I protocolli in Medicina sono delle procedure elaborate rispetto a un obiettivo terapeutico o diagnostico da raggiungere, nel bene del paziente e del medico curante.
La Medicina è qualcosa di molto diverso dalla Psicologia, tuttavia è giusto che la Psicologia prenda a prestito dalla Medicina delle procedure che funzionano.
Purtroppo, se a volte è difficile applicare dei protocolli medici, lo è ancora di più con l'applicazione di un protocollo psicoterapeutico o psicodiagnostico.
Il protocollo, essendo una serie di azioni pianificate a monte, viene visto con sospetto sia dai pazienti che dagli psicologi stessi a volte, in quanto viene vissuto come un modo per ridurre l'unicità del paziente e intrappolarlo in categorie strette che non ne rispettano l'individualità.
Questo è un discorso che vale solo per alcuni protocolli, ovvero quelli scadenti o quelli applicati dal clinico incapace o troppo rigido.
Ripeto che la Psicologia è qualcosa di diverso dalla Medicina.
Lo psicologo lavora con l'individualità e l'unicità del paziente e deve farci i conti.
Ogni paziente può essere diverso da un altro paziente, ma l'unicità di una persona si nota molto meglio confrontandola con altre persone utilizzando lo stesso metodo di lavoro.
Un protocollo ci dice cos'è giusto e cos'è sbagliato, non è detto che dobbiamo seguirlo come una Bibbia, bisogna sempre calcolare l'evenienza che si stia un protocollo sbagliato, sennò finiamo come una persona che imbocca un senso vietato solo perché ha seguito un navigatore satellitare non aggiornato rispetto alle regole di circolazione della città dove ci troviamo. Dobbiamo sempre tenere d'occhio il paziente, per vedere come sta, come vive il percorso che stiamo facendo insieme, per vedere se stiamo sbagliando. Ma rifiutare un protocollo è come rifiutare di usare la mappa o il navigatore per principio o per luddismo. Non dico che non si riuscirà mai ad arrivare a destinazione, ma magari ci si mette molto di più. E ci rimette specialmente il paziente, solo perché avevamo paura che lui non si sentisse come unico.
Uso coi miei pazienti un modello di lavoro che segue quello che veniva applicato durante il mio tirocinio al Forlanini e che andrebbe - in teoria - applicato in tutti i Servizi pubblici: una fase di assestment (3-4 incontri) e il percorso terapeutico vero e proprio (a partire da un pacchetto di 8 incontri).

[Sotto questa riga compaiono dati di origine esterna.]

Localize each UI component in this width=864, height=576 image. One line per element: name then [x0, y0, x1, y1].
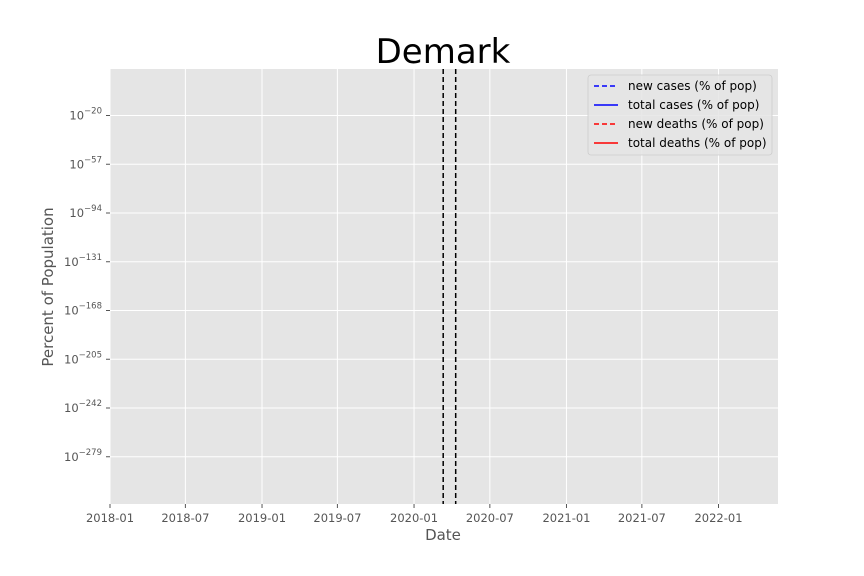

Prima valuto com'è il paziente, qual è il suo equilibrio psichico e come il disturbo psicologico lo sta destabilizzando. Faccio riferimento a un modello Psicodiagnostico riconosciuto a livello internazionale, ma questo non vuol dire che non riconosco l'unicità del paziente!
Alla fine di questi incontri, quando avrò capito, mediante test e colloqui che tipo di psicopatologia mi trovo di fronte, pianificherò un protocollo focalizzato sul disturbo in questione, che sia Depressione, Ansia, Attacchi di Panico, Disturbi di Personalità etc...
A differenza della Medicina, la Diagnosi in Psicologia è un processo che può essere in sè curativo nei confronti del paziente, cosa che in Medicina non c'è (una colonscopia o un prelievo sono procedure invasive e dolorose e non curano niente).
Non è detto che alla fine di un assestment io mi ritenga in grado di curare il paziente, perché potrei aver scoperto prima della fine di quei 3-4 incontri che non sono in grado di curare il paziente per motivi non di mia competenza (ad esempio, una patologia medica a monte del disturbo psicologico o ben più grave) o che ritengo troppo difficili da trattare senza l'intervento di altri professionisti (per esempio, se mi trovo di fronte a un paziente psichiatrico grave non in trattamento farmacologico).